Blockchain to restore job applicants’ control of their credentials
Report by the American Council of Education argues that blockchain-based tracking of credentials may help solve labour market woes
As the world explores the benefits of the use of blockchain technology in sectors across the spectrum, education seems to be next on the list. A report titled “CONNECTED IMPACT: Unlocking Education and Workforce Opportunity Through Blockchain” was released on June 8 2020 by the American Council of Education, outlining how the technology can help individuals gain control over their credentials and make a better case for themselves in the labour market.
The report is the product of a four-month-long study funded by the United States Department of Education. It draws its conclusions based on extensive research of the problems faced by the growing labour market crisis and opportunities provided by blockchain as a solution to these problems. The research was conducted between November 2019 to February 2020, prior to the global economic downturn due to the coronavirus pandemic.
Explaining the importance of the report, Louis Soares, chief learning and innovation officer at the American Council on Education said, “We’re still struggling to make colleges and employers speak the same language. We’re still trying to address the challenge of creating a digital identity.”
The report states that unemployment and underemployment rates are on the rise as of December 2019, with data from the Federal Reserve suggesting that four out of every ten college graduates are underemployed. In fact, the average time spent in a job, data suggests, is only 4.2 years.
Thus, the report argues, that providing more control over tracking candidates’ multiple credentials will benefit graduates in the dynamic and unpredictable race for employment. Blockchain provides a tamper-proof pathway to optimise human capital data (like an individual’s academic and work history) and promote competitiveness. Blockchain technology can create “more efficient, durable connections between education and work,” the authors say.

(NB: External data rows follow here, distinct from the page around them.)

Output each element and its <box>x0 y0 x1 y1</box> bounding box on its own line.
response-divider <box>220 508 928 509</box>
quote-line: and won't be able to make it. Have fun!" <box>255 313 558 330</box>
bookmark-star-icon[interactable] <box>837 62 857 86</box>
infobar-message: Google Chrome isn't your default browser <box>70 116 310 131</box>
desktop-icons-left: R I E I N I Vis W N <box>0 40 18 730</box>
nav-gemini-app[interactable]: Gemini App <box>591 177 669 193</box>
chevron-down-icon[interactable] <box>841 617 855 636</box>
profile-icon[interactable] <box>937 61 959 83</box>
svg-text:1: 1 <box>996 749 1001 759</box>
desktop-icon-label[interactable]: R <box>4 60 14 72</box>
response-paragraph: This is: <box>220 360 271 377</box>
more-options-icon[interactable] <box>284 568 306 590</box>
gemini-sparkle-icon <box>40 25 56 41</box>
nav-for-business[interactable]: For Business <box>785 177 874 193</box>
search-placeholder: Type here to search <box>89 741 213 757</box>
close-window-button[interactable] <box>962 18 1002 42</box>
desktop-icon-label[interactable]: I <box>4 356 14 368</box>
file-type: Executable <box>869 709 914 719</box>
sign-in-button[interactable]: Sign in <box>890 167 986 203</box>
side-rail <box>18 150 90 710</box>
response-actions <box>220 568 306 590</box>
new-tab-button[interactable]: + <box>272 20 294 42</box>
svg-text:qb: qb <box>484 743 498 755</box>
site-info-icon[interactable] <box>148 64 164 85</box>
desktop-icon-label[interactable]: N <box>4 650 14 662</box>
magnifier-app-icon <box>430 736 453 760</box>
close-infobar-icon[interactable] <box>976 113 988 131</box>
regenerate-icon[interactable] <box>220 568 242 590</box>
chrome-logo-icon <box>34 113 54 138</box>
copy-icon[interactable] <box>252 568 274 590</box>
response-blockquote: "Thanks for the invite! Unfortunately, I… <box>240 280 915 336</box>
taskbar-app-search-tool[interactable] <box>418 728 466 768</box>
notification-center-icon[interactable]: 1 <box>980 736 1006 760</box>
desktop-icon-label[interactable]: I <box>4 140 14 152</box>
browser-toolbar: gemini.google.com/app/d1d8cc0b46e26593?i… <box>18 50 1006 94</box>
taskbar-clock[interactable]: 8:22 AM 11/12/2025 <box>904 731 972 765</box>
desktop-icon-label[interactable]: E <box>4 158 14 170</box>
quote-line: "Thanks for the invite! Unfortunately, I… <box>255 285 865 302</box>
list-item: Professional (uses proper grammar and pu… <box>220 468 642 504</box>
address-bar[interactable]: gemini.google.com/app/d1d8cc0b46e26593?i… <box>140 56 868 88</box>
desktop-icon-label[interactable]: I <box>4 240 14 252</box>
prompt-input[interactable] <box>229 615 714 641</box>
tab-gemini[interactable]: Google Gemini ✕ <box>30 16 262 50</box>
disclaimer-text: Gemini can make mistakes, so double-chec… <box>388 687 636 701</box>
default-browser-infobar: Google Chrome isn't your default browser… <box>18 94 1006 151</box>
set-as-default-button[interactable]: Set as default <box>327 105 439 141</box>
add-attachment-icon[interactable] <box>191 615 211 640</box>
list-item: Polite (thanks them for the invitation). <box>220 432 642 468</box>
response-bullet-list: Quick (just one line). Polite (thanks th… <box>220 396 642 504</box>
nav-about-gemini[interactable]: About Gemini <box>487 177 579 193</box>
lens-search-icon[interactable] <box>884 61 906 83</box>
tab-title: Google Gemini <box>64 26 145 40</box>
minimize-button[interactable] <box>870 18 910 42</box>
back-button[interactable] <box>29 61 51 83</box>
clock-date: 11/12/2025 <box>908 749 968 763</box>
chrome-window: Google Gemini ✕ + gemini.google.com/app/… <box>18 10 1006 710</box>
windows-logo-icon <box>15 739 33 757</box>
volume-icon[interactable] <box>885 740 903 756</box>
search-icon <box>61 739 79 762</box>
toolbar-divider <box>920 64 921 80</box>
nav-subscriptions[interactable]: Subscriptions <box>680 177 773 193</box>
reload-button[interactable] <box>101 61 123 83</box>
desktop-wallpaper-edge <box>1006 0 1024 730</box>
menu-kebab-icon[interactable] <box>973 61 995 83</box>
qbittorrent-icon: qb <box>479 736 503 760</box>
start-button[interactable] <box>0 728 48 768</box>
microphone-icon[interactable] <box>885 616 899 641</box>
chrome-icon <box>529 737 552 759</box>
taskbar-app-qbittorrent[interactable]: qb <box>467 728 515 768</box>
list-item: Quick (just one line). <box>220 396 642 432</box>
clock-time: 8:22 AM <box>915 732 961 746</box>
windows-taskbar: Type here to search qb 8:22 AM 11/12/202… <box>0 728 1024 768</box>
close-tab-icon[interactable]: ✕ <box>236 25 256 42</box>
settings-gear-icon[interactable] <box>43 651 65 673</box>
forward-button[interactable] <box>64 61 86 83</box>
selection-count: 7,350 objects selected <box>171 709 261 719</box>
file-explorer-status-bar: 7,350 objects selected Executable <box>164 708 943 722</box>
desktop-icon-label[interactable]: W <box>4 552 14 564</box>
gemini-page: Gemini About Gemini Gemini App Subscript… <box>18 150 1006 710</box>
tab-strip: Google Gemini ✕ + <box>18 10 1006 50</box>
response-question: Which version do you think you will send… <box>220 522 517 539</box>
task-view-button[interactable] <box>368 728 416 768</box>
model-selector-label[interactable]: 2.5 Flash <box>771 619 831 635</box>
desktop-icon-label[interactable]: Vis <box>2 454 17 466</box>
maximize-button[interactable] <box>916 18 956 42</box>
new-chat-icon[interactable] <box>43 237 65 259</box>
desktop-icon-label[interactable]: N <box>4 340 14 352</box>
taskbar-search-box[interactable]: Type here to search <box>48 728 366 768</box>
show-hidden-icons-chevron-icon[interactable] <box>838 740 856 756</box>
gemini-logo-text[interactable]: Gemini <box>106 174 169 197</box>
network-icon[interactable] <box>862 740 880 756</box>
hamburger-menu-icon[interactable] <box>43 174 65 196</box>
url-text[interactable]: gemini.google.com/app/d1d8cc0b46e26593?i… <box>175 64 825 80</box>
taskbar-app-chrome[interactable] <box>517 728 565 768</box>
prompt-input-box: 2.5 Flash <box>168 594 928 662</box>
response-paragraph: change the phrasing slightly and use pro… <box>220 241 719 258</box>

The report states that blockchain-based CVs and portfolios will enable stakeholders, including colleges, hiring managers and students, to have a credible real-time record of an individual’s skills and certifications. The authors identify “personal data agency, lifelong learning, and the power of connected ecosystems,” as the three major themes from the research that blockchain technology can play an immense role in.
The report also states that there are presently 71 different efforts from across the world which are working towards using blockchain technologies in the field of education.
The authors indicate that the use of blockchain into giving individuals control over their “human capital data” will improve the speed and granularity of verification and sharing. It adds that the use of a sustainable, transparent and auditable technology like blockchain will provide a competitive advantage of flexibility and adaptability on the ownership of one’s data for the “vulnerable population”.